This document is a working document elaborating on a system to employ artificial intelligence (AI) generally. The system is based on a layered network approach with an SDK for ingesting new data and an interface to interact and setup the AI. In the end, the goal of the system is to:

  1. Provide AI functionality such as decision-making and recommendations with contextual awareness.
  2. Easily add new knowledge to the system
  3. Inspect the system to verify its decisions (XAI, Explainable AI).

The system works on a number of premises

  1. Context is essential to make informed decisions.
  2. Humans are efficient at inference for complex structures; the computer amplifies and leverages that.

The problem space is characterized by the article on AI Tools and the following case studies.

Case Studies

A number of case studies show the potential for the technology.

Detect Identity Theft

Identity theft is becoming a larger and larger problem as we move more functionality to the web. To counter this, we employ various techniques to safeguard systems against identity theft and techniques to detect identity theft.

The domain is highly complex to make automated solutions to, as most features that decide whether a loan application is related to identity theft are not in the specific loan application itself. That is, we can not see from the requested amount, the name, or other features that we deal with fraud. We need to find features that decide fraud outside of the application itself.

Hence, a system to support the task of constantly being able to accommodate new threats should possess a number of properties:

  1. It should be easy for a human user to understand what the system knows.
  2. It should be easy for a human user to teach the system something new. This includes

    • providing new knowledge to the system from the surrounding world, ie. ingest data.
    • processing existing knowledge into abstracted knowledge like coupling related emails in Fraud and Networks.

In particular, the abstracted knowledge is the important part. It is here we encode what "fraud" means. Abstracted knowledge could be an entity called SuspiciousEmployment which is an entity that is related to a Person that is related to an Employment, where the employment is related to a company without any activities.

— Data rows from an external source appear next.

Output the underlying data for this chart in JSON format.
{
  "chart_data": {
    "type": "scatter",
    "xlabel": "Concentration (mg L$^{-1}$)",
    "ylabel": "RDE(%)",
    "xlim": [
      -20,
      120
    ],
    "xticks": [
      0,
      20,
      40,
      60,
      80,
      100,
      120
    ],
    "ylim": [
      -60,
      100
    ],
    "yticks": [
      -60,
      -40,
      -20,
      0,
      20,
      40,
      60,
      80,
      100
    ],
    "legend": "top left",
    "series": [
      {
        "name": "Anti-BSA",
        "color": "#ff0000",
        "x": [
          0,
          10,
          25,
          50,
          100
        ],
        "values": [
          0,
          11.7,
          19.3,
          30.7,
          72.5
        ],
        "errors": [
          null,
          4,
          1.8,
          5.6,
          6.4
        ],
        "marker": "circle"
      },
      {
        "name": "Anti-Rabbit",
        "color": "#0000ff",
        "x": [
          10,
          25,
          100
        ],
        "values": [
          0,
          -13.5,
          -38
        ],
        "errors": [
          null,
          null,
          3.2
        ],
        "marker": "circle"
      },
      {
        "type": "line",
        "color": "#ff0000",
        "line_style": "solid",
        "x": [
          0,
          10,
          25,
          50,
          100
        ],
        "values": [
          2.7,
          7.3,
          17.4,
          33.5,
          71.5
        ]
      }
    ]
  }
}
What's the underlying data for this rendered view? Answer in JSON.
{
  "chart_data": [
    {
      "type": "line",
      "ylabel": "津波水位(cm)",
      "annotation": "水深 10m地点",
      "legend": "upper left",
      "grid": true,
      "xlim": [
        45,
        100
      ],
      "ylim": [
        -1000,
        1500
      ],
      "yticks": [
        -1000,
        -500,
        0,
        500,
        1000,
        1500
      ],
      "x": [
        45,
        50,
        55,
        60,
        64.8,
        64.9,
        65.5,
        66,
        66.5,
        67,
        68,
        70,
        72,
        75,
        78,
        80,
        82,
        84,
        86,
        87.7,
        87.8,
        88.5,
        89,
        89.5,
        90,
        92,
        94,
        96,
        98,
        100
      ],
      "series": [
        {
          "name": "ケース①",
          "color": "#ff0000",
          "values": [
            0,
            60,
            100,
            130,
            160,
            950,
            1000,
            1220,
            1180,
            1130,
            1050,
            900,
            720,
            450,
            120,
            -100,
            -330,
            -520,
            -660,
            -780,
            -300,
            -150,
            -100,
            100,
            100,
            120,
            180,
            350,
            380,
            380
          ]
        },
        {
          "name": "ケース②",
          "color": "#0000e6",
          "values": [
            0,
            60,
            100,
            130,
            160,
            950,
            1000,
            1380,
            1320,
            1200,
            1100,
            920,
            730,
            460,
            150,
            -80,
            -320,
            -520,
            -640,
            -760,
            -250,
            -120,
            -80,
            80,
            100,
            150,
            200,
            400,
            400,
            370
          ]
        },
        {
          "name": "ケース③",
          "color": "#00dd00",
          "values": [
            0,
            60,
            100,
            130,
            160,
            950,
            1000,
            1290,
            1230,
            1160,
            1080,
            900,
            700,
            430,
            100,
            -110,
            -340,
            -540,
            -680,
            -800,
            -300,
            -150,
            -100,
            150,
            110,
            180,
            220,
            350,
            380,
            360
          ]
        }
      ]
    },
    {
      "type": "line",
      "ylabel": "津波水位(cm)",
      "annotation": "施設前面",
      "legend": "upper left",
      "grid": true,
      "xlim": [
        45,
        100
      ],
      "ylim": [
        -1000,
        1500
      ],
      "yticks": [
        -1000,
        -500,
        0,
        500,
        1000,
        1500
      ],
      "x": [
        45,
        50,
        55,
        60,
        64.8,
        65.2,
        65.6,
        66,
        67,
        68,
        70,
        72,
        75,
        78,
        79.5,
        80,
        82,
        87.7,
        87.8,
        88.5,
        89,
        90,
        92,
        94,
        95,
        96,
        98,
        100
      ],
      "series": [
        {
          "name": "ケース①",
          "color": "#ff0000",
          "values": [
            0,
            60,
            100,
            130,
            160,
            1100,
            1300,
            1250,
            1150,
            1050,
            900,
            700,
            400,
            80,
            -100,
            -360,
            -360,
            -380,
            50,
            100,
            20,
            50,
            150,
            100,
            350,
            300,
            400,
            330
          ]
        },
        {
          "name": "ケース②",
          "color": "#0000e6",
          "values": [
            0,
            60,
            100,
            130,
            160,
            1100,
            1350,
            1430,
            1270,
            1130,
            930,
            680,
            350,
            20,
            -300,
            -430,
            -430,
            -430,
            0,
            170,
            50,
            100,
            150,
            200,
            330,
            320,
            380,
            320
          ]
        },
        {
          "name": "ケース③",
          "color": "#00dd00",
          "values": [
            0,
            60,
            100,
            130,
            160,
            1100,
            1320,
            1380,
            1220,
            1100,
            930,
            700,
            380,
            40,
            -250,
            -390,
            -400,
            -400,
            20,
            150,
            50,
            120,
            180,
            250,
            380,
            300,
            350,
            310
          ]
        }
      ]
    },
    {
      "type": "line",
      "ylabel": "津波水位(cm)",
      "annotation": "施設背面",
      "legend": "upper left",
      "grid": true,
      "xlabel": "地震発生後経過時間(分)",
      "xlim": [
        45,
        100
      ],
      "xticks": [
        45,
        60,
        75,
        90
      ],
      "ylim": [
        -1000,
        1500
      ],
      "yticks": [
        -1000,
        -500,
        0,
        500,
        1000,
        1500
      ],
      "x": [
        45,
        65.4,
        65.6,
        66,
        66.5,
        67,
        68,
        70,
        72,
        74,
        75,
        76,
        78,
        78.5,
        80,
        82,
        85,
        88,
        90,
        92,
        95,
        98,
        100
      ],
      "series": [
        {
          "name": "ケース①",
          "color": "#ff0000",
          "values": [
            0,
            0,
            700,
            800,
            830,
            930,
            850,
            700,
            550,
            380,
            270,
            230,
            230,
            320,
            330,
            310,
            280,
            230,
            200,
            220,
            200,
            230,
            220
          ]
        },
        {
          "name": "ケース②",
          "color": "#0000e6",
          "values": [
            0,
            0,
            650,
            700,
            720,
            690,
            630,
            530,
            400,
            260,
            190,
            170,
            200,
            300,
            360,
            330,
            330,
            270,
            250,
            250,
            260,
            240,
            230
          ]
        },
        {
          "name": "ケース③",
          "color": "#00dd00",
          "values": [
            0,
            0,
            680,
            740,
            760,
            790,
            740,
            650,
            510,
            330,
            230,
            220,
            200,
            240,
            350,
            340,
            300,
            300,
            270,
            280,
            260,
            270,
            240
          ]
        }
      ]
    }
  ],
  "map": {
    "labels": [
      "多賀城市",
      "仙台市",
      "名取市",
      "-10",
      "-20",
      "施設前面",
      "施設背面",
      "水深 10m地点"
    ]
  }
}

Lastly, the system should be able to uncover this abstracted knowledge whenever new data is provided. This both means when a batch of existing applications are put in and when just a single loan for a live check is provided. This is the service loan providers integrate against.

Users Documentation

The system connects the work between many different stakeholder: Domain experts, infrastructure specialists, etc. To make sure this is done properly we follow a run book defined in following chapters.

Part 0: Working with an AI Platform

  1. Interaction between developers and domain experts

Part 1: Analysts Book

  1. Exploring Data
  2. Writing Rules

Part 1: Developers Book

  1. Ingesting data
  2. Complex data abstractions

Technical Overview

The short version is that the system works by juxtaposing networks. These networks represents the real world, they are also known as knowledge graph, they can represent derivatives of the real world known as layers, or they can represent decisions, actions, etc.

This provides an AI platform as laid out in Explainable AI with Layered Networks.

Architecture

The system contains following components:

  1. Ingestors
  2. The AI engine
  3. Applications / services.

Ingestors take information from the surrounding world and makes it available to the system. The engine takes several files representing ingested data and integrates it and abstracts it. Lastly the applications and services make it available for actual use.

Ingestors - Creating the Knowledge Graph

Instead of creating one knowledge graph to rule them all, we create several knowledge graphs and maintain them individually. In order to have the highest data leverage it needs to be dead simple to ingest new data.

A knowledge graph has 2 components: a triple store and an ontology. The triple store has the actual information while the ontology is and abstract understanding of this data.

Application

The application layer considers the interaction with other systems. Currently we are developing an Explorer and an API layer for this.